Zudem kann eine gewisse Abhängigkeit entstehen. Wie oft holt man sein Handy aus der Tasche, um zu schauen, ob Nachrichten eingegangen sind? Wie oft hat man das Smartphone neben sich auf dem Tisch liegen und schaltet trotzdem immer mal wieder das Display an, damit man auch nichts verpasst? Die Gefahr besteht auch bei Kindern und Jugendlichen, denn auch sie wollen permanent zu erreichen sein. So ist das Handy ständig dabei, um auch abends im Bett noch Nachrichten zu senden.

Smartphones ersetzen andere Geräte

Da vieles nun mit dem Smartphone erledigt werden kann, hat das natürlich auch Auswirkungen auf den Elektronikmarkt. Digitalkameras beispielsweise haben es schwer gegen die Konkurrenz in Form von hochwertigen Smartphone-Kameras. Auch Radio, Wecker, MP3-Player & Co. werden vielfach einfach nicht mehr benötigt, weil das Smartphone alle diese Funktionen in sich vereint. Sogar auf Navigationsgeräte kann der ein oder andere verzichten: Einfach das Smartphone in die Halterung gesteckt und schon kann dank GPS und diverser Karten-Apps navigiert werden.

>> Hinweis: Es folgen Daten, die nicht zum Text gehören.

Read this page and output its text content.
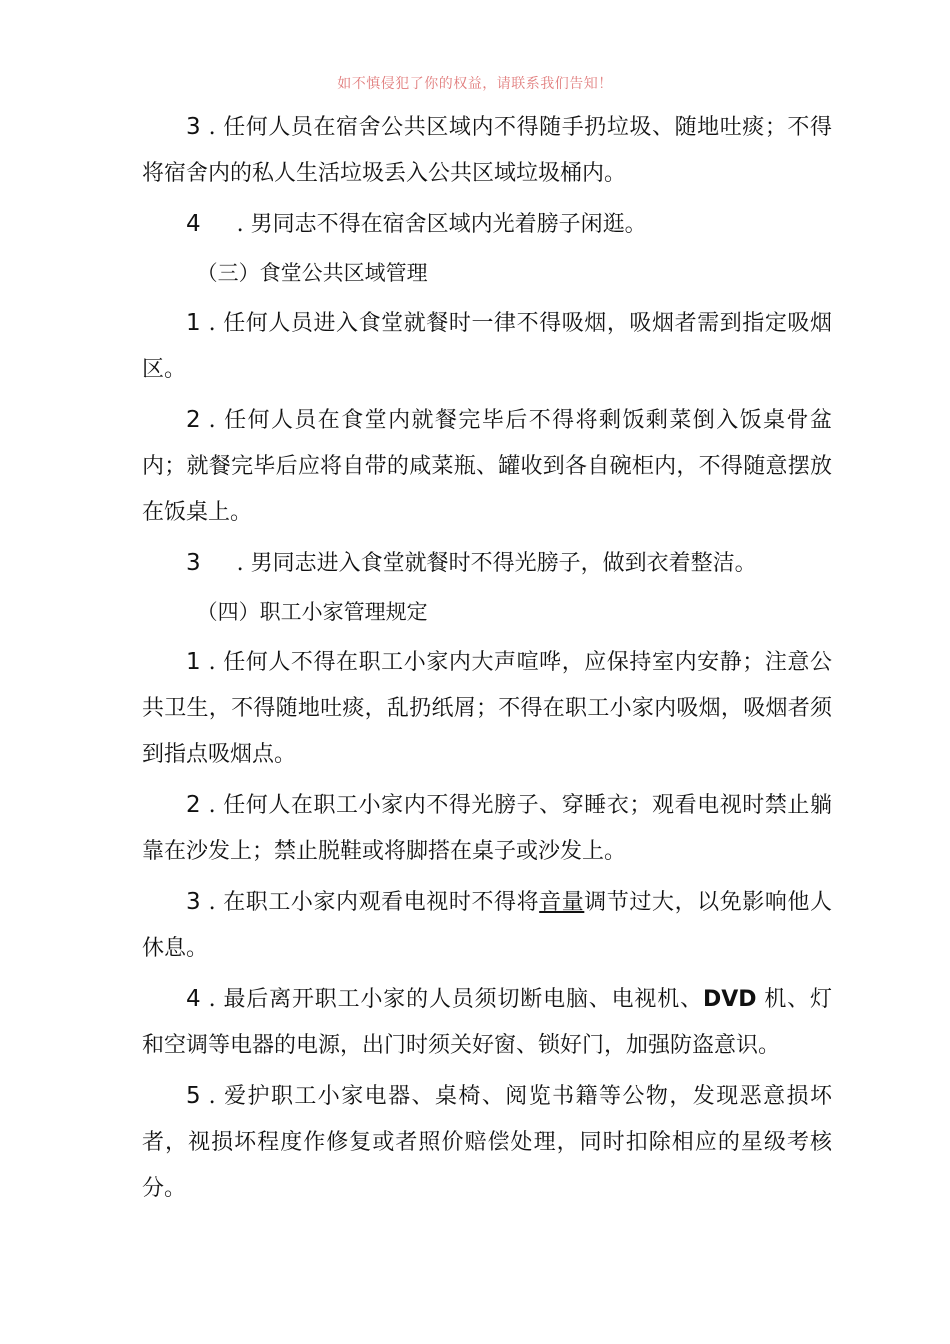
如不慎侵犯了你的权益，请联系我们告知！

3 . 任何人员在宿舍公共区域内不得随手扔垃圾、随地吐痰；不得将宿舍内的私人生活垃圾丢入公共区域垃圾桶内。

4 . 男同志不得在宿舍区域内光着膀子闲逛。

（三）食堂公共区域管理

1 . 任何人员进入食堂就餐时一律不得吸烟，吸烟者需到指定吸烟区。

2 . 任何人员在食堂内就餐完毕后不得将剩饭剩菜倒入饭桌骨盆内；就餐完毕后应将自带的咸菜瓶、罐收到各自碗柜内，不得随意摆放在饭桌上。

3 . 男同志进入食堂就餐时不得光膀子，做到衣着整洁。

（四）职工小家管理规定

1 . 任何人不得在职工小家内大声喧哗，应保持室内安静；注意公共卫生，不得随地吐痰，乱扔纸屑；不得在职工小家内吸烟，吸烟者须到指点吸烟点。

2 . 任何人在职工小家内不得光膀子、穿睡衣；观看电视时禁止躺靠在沙发上；禁止脱鞋或将脚搭在桌子或沙发上。

3 . 在职工小家内观看电视时不得将音量调节过大，以免影响他人休息。

4 . 最后离开职工小家的人员须切断电脑、电视机、DVD 机、灯和空调等电器的电源，出门时须关好窗、锁好门，加强防盗意识。

5 . 爱护职工小家电器、桌椅、阅览书籍等公物，发现恶意损坏者，视损坏程度作修复或者照价赔偿处理，同时扣除相应的星级考核分。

Spielen: Volkssport statt Nerd-Nische

Früher waren es die Teenager, die im Keller ohne Freunde ungepflegt vor Computern saßen und aus heutiger Sicht krude designte Spiele gespielt haben – so wollte es jedenfalls das Klischee. Aus dieser Ecke ist Gaming inzwischen entwachsen: 17,3 Millionen Deutsche spielten 2016 auf Smartphones, der Markt wuchs in diesem Jahr um 30 Prozent im Vergleich zum Vorjahr. Ein Ende ist nicht abzusehen. Die vergleichsweise gute Leistung gepaart mit der ständigen Verfügbarkeit der Smartphones hat diese Geräte auch zur ernsthaften Konkurrenz klassischer Gaming-Medien wie Konsolen und PCs gewandelt – aus Sicht "echter" Spieler reicht das vielleicht nicht, aber für den ein oder anderen Gelegenheitszocker ist die Konsole ein weiteres entbehrliches Elektronikgerät geworden.

Folgen der Informationsflut

Die permanente Verfügbarkeit von Informationen, die das Smartphone bereitstellt, ist ein weiterer Bereich, in dem der Alltag sich verändert (hat). Informationen über beliebige Themen sind nur noch einen Handgriff entfernt. Gleichzeitig ist es schwer, aus der Fülle der Informationen diejenigen mit einem hohen Wahrheitsgehalt herauszufiltern, ein generelles Problem im Internet. Soziale Plattformen wie Facebook, Instagram, YouTube & Co. liefern eine Flut an Informationen, aber es gibt keine Instanz, die Wahrheiten von "Fake News" trennt. Auch verlagern wir die Informationshoheit in die Hände einiger weniger großer Unternehmen. Der Bedarf an einem sensiblen Umgang mit Daten dieser Art ist daher mehr denn je gegeben.

Der Preiskampf bricht aus

Zuletzt leidet und profitiert auch die Wirtschaft gleichermaßen davon, dass das Smartphone sich im Alltag "breitmacht". Die Profiteure des Smartphone- und Internet-Booms sind Online-Händler – allen voran die global etablierten Unternehmen wie Amazon. Es ist einfacher als jemals zuvor, Preise zu vergleichen und gewünschte Produkte jederzeit in Sekundenschnelle zu bestellen. Gleichzeitig stellt dies den kleineren Einzelhandel vor Probleme, da z.B. privat geführte Geschäfte weder mit den Preisen noch der Produktvielfalt von Online-Händlern konkurrieren können. Gerade das profitable Weihnachtsgeschäft hat sich derart in den Online-Markt verlagert, dass selbst die Paketdienste über die Belastung klagen – obwohl sie damit ihr Geld verdienen.